The high-rises built in the 1960s were part of then council leader T Dan Smith’s “city in the sky” concept. But the Riverside Dene project which replaces them will feature massively increased energy efficiency and a biomass heating system.
It will also be a test site for a major European research programme worth nearly a4m, which aims to provide urban planners with a wider knowledge of which carbon reduction and sustainability measures perform best in different situations.
The Semantic Technologies for Carbon Reduction in Urban Planning project – which we’ll call SEMANCO for short – is led by Barcelona’s Fundacio Privada Universitat i Technolgia, and will be funded through the European Commission’s FP7 Cooperation programme. It features nine European partners, including the University of Teesside and the Newcastle-based energy efficiency charity National Energy Action.
Teesside University’s Dr Tracey Crosbie said: “We create a lot of tools at the universities, and quite often they’re not used before they don’t fit with the problems of architects.
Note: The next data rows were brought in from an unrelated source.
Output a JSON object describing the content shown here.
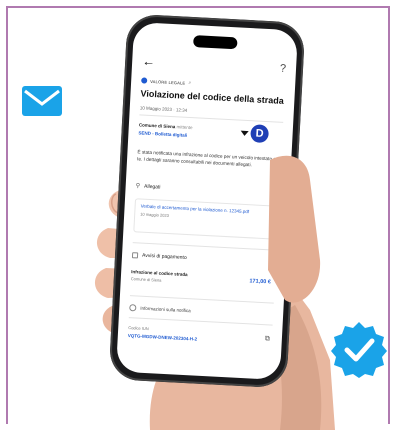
{
  "screen": {
    "help_label": "?",
    "tag": "VALORE LEGALE",
    "title": "Violazione del codice della strada",
    "date": "10 Maggio 2023 · 12:34",
    "sender_name": "Comune di Siena",
    "sender_meta": "mittente",
    "sender_code": "SEND - Bolletta digitali",
    "logo_letter": "D",
    "body_text": "È stata notificata una infrazione al codice per un veicolo intestato a te. I dettagli saranno consultabili nei documenti allegati.",
    "attachments_label": "Allegati",
    "document_link": "Verbale di accertamento per la violazione n. 12345.pdf",
    "document_date": "10 maggio 2023",
    "payment_notices_label": "Avvisi di pagamento",
    "payment_title": "Infrazione al codice strada",
    "payment_sub": "Comune di Siena",
    "payment_amount": "171,00 €",
    "info_label": "Informazioni sulla notifica",
    "iun_label": "Codice IUN",
    "iun_value": "VQTG-MGDW-DNEW-202304-H-2"
  },
  "colors": {
    "brand_blue": "#1f5bd1",
    "mail_icon": "#1aa3e8",
    "badge": "#1aa3e8",
    "frame": "#b07ab0"
  },
  "icons": [
    "mail-icon",
    "verified-badge-icon",
    "back-arrow-icon",
    "help-icon",
    "paperclip-icon",
    "copy-icon"
  ]
}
“What we’re trying to do is ask what information they require and what the problems are, take the existing data and fill in the gaps with our software tools.
“With somewhere like Riverside Dene, we’ll model the buildings in the area and look at the outcome of different interventions. What we want to do is to be able to give planners an idea of the different economic costs. So if you were a social housing provider, we could say it would cost this much to replace the double glazing and save you this much, or you could put in solar panels for domestic hot water. It’s about giving people options and information.”